The protein digestibility from tahini is high and amounts to 83%. Sesame seeds themselves contain a lot of phytic acids, which hinders the absorption of proteins, but it is found mainly in the shell. For this reason, tahini paste can be an important element that complements a vegetarian diet with protein. Sesame paste is a great source of B vitamins, mainly thiamine, riboflavin, niacin and folic acid as well as gamma-tocopherol.

Benefits of sesame seeds
Benefits of sesame seeds

It also contains important minerals – iron, manganese, zinc, calcium and magnesium. It provides substances with antioxidant properties and reducing chronic inflammation in the body. The darker the sesame seeds, the more antioxidants they contain. Tahini contains lignans, mainly sesamin and sesamolin, as well as phytosterols – beta-sitosterol, campesterol and stigmasterol.

Tahini (sesame paste) – health properties

Tahini contains various natural compounds with a positive effect on the body. These include lignans that have antioxidant and antiproliferative activity, increase vitamin E antioxidant activity, lower cholesterol, increase the secretion of fatty acid oxidizing enzymes in the liver, and have antihypertensive, anti-inflammatory and immunomodulatory effects. Gamma-tocopherol present in sesame is designed to protect the fats in the seeds against rancidity (oxidation).

It inhibits the activity of free radicals, thanks to which not only increases the durability of oils but protects against diseases at the molecular level. Gamma-tocopherol has been shown to prevent platelet aggregation and delay the formation of thrombi in the arteries. Tocopherols have high antioxidant, anti-cancer and hypocholesterolemic potential.

Tahini contains phytosterols that have a great impact on lowering blood cholesterol. Tahini pastes produced from dark-grained sesame varieties are richer in phytosterols. The sesamin present in tahini has beneficial effects in Alzheimer’s disease. It affects the activity of neuronal differentiation, and thus improves cognition and memory. Sesame and its preparations are known as blood pressure-lowering products.

Sesame is a strong allergen. An allergic reaction to sesame occurs mainly in children, however, it can occur in all those allergic to nuts. People prone to allergies and asthmatics should avoid eating tahini.

Numerous studies have shown that PUFA, sesame and sesame vitamin E regulate blood pressure and renal pressure. Administration of sesamin reduces the thickness of the aorta and upper mesenteric artery. It also causes a reversal of kidney-damaging lesions such as thickening of the intima and arterial wall fibrosis.

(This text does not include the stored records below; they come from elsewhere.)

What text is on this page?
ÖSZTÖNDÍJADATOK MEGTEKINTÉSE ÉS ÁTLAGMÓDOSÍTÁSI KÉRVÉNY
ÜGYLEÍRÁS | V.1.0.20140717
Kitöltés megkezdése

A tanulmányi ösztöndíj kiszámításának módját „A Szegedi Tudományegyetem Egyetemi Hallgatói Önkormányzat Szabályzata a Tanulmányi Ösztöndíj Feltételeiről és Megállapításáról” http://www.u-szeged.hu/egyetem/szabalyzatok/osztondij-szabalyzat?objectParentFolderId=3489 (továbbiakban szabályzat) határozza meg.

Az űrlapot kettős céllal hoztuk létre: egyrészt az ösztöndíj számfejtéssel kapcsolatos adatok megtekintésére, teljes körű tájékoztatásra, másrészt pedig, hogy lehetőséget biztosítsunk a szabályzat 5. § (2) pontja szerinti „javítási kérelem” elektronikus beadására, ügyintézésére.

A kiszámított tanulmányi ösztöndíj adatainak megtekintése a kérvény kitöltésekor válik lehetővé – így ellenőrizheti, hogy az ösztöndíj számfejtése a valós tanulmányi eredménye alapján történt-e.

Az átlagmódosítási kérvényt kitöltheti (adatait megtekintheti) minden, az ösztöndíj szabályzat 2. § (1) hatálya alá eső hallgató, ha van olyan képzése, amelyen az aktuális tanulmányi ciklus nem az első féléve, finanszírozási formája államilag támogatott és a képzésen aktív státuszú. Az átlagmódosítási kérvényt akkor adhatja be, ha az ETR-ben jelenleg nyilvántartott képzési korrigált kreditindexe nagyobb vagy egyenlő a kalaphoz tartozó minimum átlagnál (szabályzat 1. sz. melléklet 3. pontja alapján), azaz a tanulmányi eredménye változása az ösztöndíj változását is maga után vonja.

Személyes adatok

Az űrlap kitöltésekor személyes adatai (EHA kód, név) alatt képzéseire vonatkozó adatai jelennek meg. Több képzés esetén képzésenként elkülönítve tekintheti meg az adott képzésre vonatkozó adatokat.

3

One small study in 41 people with type 2 diabetes showed that adding 2 tablespoons of tahini to breakfast every day for 6 weeks causes a 21% drop in blood levels of hsCRP (an indicator of inflammation in the body).

Type 2 diabetes is a disease with chronic low inflammation, which is harmful at the cellular level. Consuming tahini can help reduce the side effects associated with diabetes.

Tahini (sesame paste) – use in the kitchen

Tahini is available in hulled and hulled sesame. Peanut sesame paste has a darker colour and a more noticeable bitterness. It tastes like well-known sesame seeds.

Typical dishes in which tahini is a key ingredient in characterizing the dish come from Arabic cuisine. These include hummus, baba ghanoush or halva. Tahini can be used in the kitchen in many ways. It tastes good alone as a sauce or a pita addition.